このシャトーの栄光の歴史は1922年、当時20歳であったバロン・フィリップ・ド・ロートシルト男爵がこのシャトーの魅力・美しさに生涯の全てを注ぐことを決意したことより始まり、彼の起業家精神 や改革への情熱、さらにアートの追求、これらが偉大なワインを生む原動力になりました。
1855年の公式格付けでは2級だったムートン。
その後、1924年に瓶詰めから貯蔵までの全ての工程をシャトーで行うようになり(今では他のシャトーも行っています)品質を飛躍的に向上させ、1973年に、1855年に行われたメッドクの公式格付けを覆し2級から1級に唯一(!)昇格したシャトーです。
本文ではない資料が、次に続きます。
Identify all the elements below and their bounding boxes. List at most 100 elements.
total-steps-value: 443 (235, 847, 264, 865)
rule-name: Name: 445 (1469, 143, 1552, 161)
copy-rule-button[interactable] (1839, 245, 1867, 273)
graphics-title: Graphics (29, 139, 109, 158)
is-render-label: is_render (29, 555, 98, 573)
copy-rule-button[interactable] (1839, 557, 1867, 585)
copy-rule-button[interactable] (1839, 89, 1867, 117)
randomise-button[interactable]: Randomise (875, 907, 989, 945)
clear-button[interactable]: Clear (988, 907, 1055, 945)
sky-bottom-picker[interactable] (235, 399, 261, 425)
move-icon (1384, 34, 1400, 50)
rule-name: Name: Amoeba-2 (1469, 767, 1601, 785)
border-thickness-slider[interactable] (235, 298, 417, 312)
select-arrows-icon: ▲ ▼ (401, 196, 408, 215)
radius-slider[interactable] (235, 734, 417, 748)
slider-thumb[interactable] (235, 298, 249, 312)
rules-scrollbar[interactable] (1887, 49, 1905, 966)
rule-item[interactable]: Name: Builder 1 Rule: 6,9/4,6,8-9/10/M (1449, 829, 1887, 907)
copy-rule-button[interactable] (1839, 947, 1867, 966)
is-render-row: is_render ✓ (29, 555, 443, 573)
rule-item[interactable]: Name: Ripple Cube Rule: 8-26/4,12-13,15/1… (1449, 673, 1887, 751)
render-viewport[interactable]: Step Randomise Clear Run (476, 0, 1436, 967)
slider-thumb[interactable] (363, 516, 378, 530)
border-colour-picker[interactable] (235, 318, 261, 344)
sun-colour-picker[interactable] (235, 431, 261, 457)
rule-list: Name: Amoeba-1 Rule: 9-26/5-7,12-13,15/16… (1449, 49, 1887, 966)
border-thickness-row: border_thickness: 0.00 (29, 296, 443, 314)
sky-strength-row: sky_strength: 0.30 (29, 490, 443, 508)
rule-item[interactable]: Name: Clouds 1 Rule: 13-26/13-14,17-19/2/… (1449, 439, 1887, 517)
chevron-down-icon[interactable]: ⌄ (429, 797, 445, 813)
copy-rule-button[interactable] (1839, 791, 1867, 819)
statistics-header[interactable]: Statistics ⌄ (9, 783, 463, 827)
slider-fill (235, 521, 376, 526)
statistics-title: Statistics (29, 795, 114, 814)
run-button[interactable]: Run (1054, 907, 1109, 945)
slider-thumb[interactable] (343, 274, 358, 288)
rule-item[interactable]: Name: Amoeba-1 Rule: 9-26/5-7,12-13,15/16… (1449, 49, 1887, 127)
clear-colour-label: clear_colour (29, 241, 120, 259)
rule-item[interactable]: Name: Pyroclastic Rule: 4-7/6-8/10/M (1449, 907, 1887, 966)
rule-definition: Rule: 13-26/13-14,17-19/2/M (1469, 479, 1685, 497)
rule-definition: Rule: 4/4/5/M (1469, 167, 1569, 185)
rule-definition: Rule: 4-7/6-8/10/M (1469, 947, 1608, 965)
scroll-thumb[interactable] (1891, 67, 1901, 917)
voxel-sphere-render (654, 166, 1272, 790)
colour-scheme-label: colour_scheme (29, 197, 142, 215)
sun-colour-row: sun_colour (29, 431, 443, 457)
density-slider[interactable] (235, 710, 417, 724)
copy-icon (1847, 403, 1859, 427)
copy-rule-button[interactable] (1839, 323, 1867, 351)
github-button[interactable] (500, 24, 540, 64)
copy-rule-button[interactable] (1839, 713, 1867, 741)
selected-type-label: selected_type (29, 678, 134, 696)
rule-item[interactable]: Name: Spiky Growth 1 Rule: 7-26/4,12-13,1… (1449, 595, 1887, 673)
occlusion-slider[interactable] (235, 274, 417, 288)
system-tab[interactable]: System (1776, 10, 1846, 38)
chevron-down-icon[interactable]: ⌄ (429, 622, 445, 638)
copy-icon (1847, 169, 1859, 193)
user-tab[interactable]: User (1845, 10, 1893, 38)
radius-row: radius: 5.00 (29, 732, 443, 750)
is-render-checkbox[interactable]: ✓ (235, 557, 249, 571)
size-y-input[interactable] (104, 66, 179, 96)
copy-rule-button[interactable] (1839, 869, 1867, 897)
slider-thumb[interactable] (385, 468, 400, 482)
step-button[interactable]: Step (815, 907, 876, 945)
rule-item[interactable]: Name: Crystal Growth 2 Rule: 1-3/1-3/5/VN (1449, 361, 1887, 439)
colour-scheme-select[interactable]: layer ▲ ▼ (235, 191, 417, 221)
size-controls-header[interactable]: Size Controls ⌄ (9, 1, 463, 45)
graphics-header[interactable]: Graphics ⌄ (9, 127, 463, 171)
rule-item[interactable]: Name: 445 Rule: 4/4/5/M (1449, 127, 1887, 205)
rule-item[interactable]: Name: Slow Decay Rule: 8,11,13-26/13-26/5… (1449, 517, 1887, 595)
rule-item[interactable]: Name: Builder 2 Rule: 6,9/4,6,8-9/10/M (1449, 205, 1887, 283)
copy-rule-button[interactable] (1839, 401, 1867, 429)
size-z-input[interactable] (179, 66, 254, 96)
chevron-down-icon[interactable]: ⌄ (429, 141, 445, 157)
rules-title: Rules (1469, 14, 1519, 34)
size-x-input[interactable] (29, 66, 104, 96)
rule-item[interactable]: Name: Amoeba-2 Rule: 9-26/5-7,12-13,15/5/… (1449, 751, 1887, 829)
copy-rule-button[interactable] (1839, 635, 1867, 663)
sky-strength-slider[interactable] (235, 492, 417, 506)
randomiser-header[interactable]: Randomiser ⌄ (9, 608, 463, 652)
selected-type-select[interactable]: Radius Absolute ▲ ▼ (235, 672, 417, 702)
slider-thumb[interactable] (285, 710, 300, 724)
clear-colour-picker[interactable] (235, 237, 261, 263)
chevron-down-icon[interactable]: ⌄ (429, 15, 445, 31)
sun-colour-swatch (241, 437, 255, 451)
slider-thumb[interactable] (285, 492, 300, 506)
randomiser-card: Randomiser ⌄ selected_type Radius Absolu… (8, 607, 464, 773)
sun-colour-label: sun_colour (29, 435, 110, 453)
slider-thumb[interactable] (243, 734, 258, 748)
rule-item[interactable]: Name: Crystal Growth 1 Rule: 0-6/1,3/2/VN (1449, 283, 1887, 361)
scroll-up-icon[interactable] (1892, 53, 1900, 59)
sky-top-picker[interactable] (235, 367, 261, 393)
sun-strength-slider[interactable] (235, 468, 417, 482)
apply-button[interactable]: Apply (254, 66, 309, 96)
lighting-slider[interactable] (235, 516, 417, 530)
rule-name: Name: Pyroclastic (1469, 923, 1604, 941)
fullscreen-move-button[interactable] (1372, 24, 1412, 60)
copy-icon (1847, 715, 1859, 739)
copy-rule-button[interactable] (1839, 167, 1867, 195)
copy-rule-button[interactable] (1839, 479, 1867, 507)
バロン・フィリップ・ロートシルト男爵が残した 「一級にはなれないが、二級の名には甘んじられぬ、余はムートンなり」 というラベルの言葉を、昇格時に、
「余は一級であり、かつては二級であった、ムートンは不変なり」
という有名なフレーズからも、一級たるワインの誇りが感じられます。
このワインが商業的に成功した理由のひとつにラベルアートにあります。
1945年、第二次世界大戦の勝利をあらわすVictoryの頭文字“V”をムートンのラベルに飾ったことに始まり、毎年1人の画家に1枚の絵の作成を依頼してきました。
フランス人ではミロ、ピカソ、シャガール、コクトー、アメリカ人ではウォーホル、マザーウェル、ジョン・ヒューストンなどの著名な画家によってムートンのラベルが飾られました。
あなたの生まれ年は誰が書いたのでしょう?
その画家に対する報酬は、その年のムートンだそうです。
毎年ラベルが変わる貴重なワイン。
このようなラベルのため、コレクションとして集めている人も多いそうです。